Le tango relevant pour bien nombre d’entre nous d’une primordialité. C’est donc sans grande surprise que nous avons constaté le repli du tango dans les salons privés et les campagnes avoisinantes.


                               
  

L’idée était rejetée par la communauté Straight avant l☆ COVID-19 et pourtant. Ce phénomène inédit de repli sur soi, à produit l’espace de deux ans une multitude de milongas en non-mixité choisie constitué de connaissances triées sur le volet ne communiquant pas forcément entre elles.

La non-mixité choisie a eu pour effet de maintenir du lien social, en plus de restaurer des espaces de confiance où il fût possible reprendre son souffle, prendre du recul face aux évènements et garder sa dignité face à la marée de poésie noire s'abattant sur nous.

Et tant de COVID-19, le régime communautaire de la non-mixité choisie fût adopté par l’ensemble de ses détract☆s. Et un univers tango constitué d’une pluralité de milieux vit le jour. Un univers tango se déployant dans des espaces privatifs, dans la clandestinité. Là où le régime signifiant, ses représentants et ses relais n’ont pas d’emprise possible..... 

                               

Les espaces en non-mixité choisie ont permit de constater qu’ils apportent une légèreté symbolique nécessaire, à reprendre souffle, à s’échapper des poésies noires, se retrouver, le temps d’une parenthèse pour s’organiser, prendre du recul et reprendre pied dans le mazout.

La non-mixité est un oasis nécessaire à l’individu et à son bon fonctionnement social.
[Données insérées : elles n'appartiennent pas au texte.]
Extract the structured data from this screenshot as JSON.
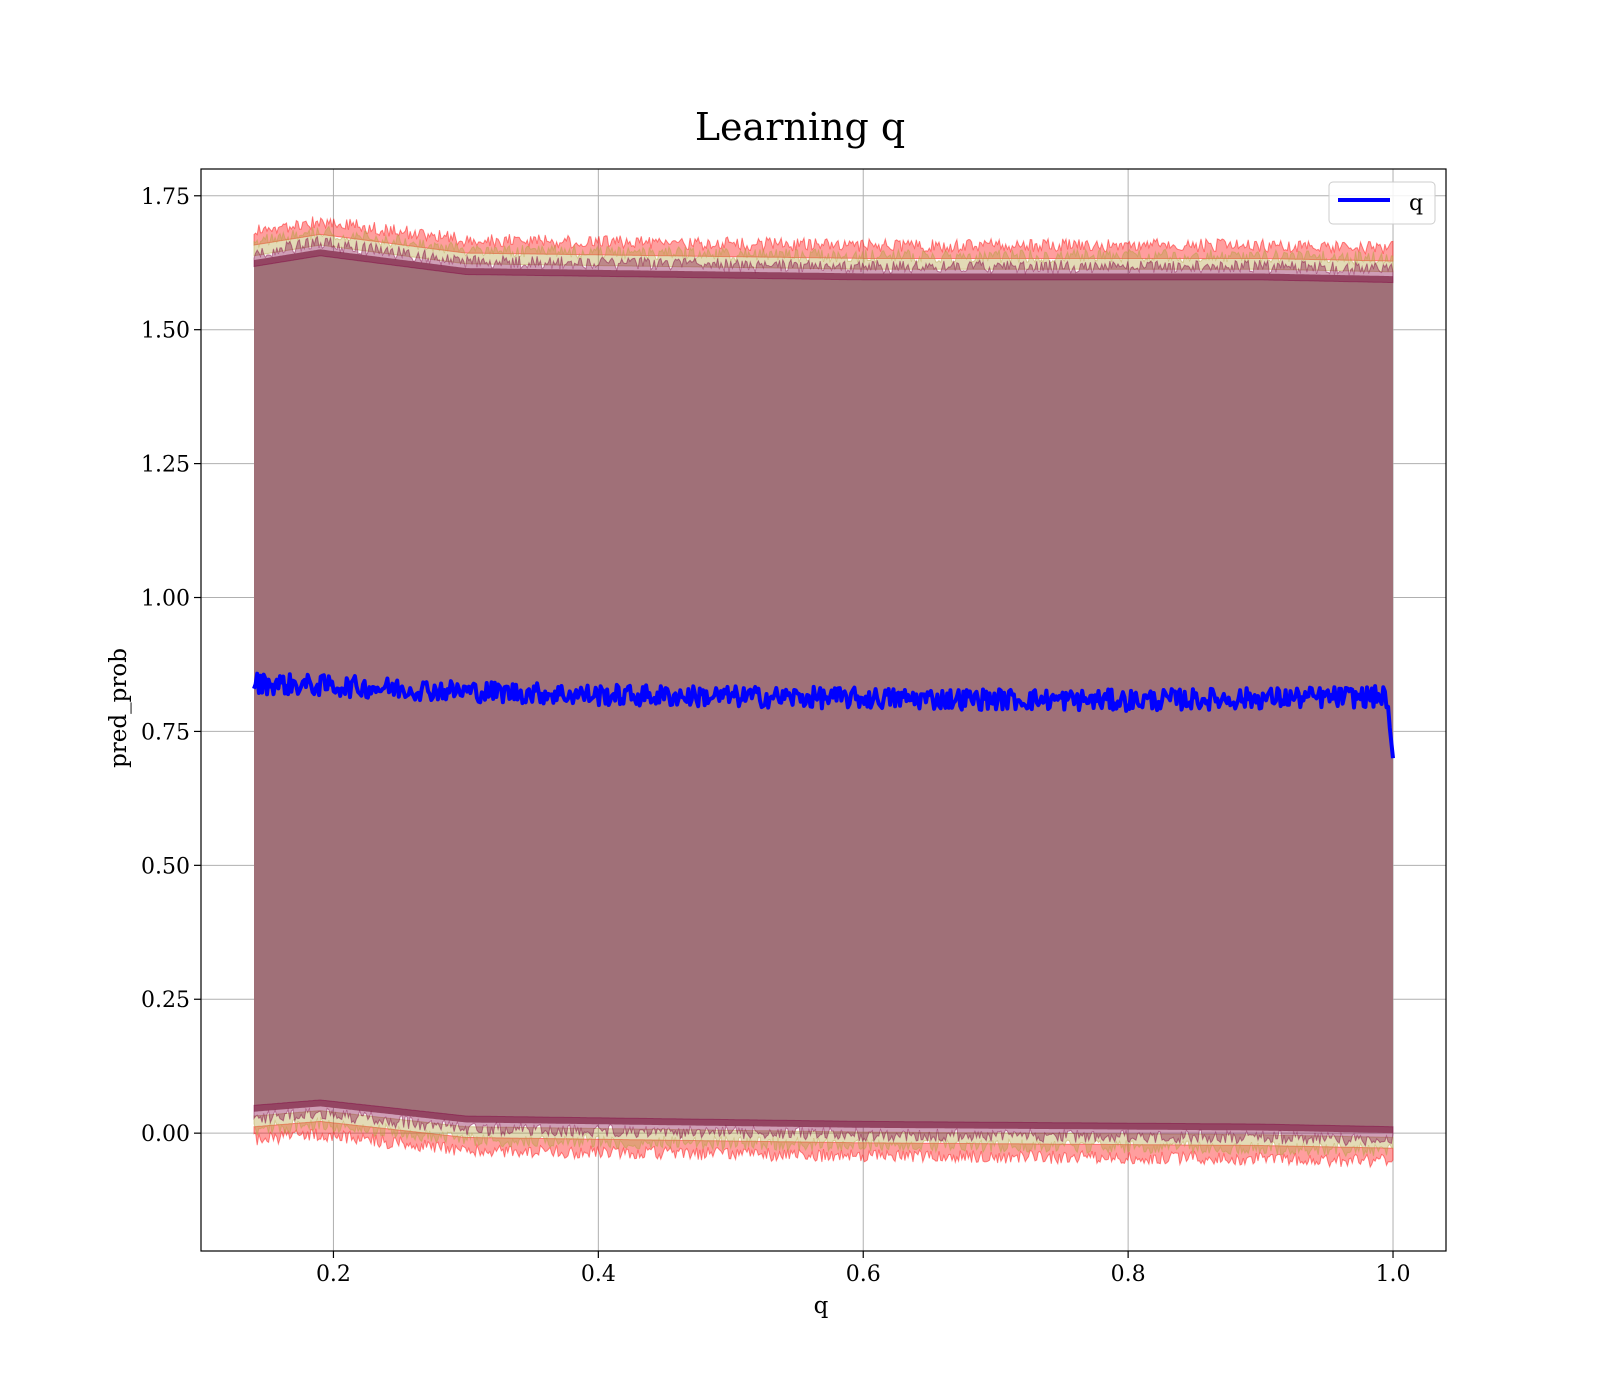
{
  "chart_data": {
    "type": "area",
    "title": "Learning q",
    "xlabel": "q",
    "ylabel": "pred_prob",
    "xlim": [
      0.1,
      1.04
    ],
    "ylim": [
      -0.22,
      1.8
    ],
    "x_ticks": [
      0.2,
      0.4,
      0.6,
      0.8,
      1.0
    ],
    "x_tick_labels": [
      "0.2",
      "0.4",
      "0.6",
      "0.8",
      "1.0"
    ],
    "y_ticks": [
      0.0,
      0.25,
      0.5,
      0.75,
      1.0,
      1.25,
      1.5,
      1.75
    ],
    "y_tick_labels": [
      "0.00",
      "0.25",
      "0.50",
      "0.75",
      "1.00",
      "1.25",
      "1.50",
      "1.75"
    ],
    "grid": true,
    "legend": {
      "placement": "top-right",
      "entries": [
        {
          "label": "q",
          "color": "#0000ff"
        }
      ]
    },
    "x_range": [
      0.14,
      1.0
    ],
    "series": [
      {
        "name": "q",
        "style": "line",
        "color": "#0000ff",
        "x": [
          0.14,
          0.2,
          0.3,
          0.4,
          0.5,
          0.6,
          0.7,
          0.8,
          0.9,
          0.995,
          1.0
        ],
        "values": [
          0.84,
          0.835,
          0.825,
          0.818,
          0.815,
          0.812,
          0.81,
          0.808,
          0.812,
          0.815,
          0.7
        ]
      }
    ],
    "bands": [
      {
        "role": "outer",
        "color": "#ff0000",
        "upper": {
          "x": [
            0.14,
            0.19,
            0.3,
            0.6,
            0.9,
            1.0
          ],
          "values": [
            1.67,
            1.69,
            1.655,
            1.645,
            1.645,
            1.64
          ]
        },
        "lower": {
          "x": [
            0.14,
            0.19,
            0.3,
            0.6,
            0.9,
            1.0
          ],
          "values": [
            0.0,
            0.01,
            -0.02,
            -0.03,
            -0.035,
            -0.04
          ]
        }
      },
      {
        "role": "middle",
        "color": "#b5a040",
        "upper": {
          "x": [
            0.14,
            0.19,
            0.3,
            0.6,
            0.9,
            1.0
          ],
          "values": [
            1.65,
            1.67,
            1.635,
            1.625,
            1.625,
            1.62
          ]
        },
        "lower": {
          "x": [
            0.14,
            0.19,
            0.3,
            0.6,
            0.9,
            1.0
          ],
          "values": [
            0.02,
            0.03,
            0.0,
            -0.01,
            -0.015,
            -0.02
          ]
        }
      },
      {
        "role": "inner",
        "color": "#800040",
        "upper": {
          "x": [
            0.14,
            0.19,
            0.3,
            0.6,
            0.9,
            1.0
          ],
          "values": [
            1.63,
            1.65,
            1.615,
            1.605,
            1.605,
            1.6
          ]
        },
        "lower": {
          "x": [
            0.14,
            0.19,
            0.3,
            0.6,
            0.9,
            1.0
          ],
          "values": [
            0.04,
            0.05,
            0.02,
            0.01,
            0.005,
            0.0
          ]
        }
      }
    ],
    "fill_color": "#a07078",
    "noise": {
      "line_amplitude": 0.02,
      "band_amplitude": 0.025,
      "samples": 700
    }
  }
}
Et dans un état n’offrant aucune place acceptable au besoin de l’individu, celui-ci s'organise pour faire apparaître un petit monde dans le grand monde, un petit monde non-mixte (ex de mondes non-mixtes : la famille, l'entreprise, l'association, l'école, les amitiés). 

Et la richesse du tango tient peut-être dans le fait que danser invalide toute forme de signifiance. De fait, en ces lieux hors du temps, et de l’espace, le sens des indexicaux*, “je” “ici” “maintenant” s'écroulent sur eux même, faute de contexte sur lequel s’appuyer.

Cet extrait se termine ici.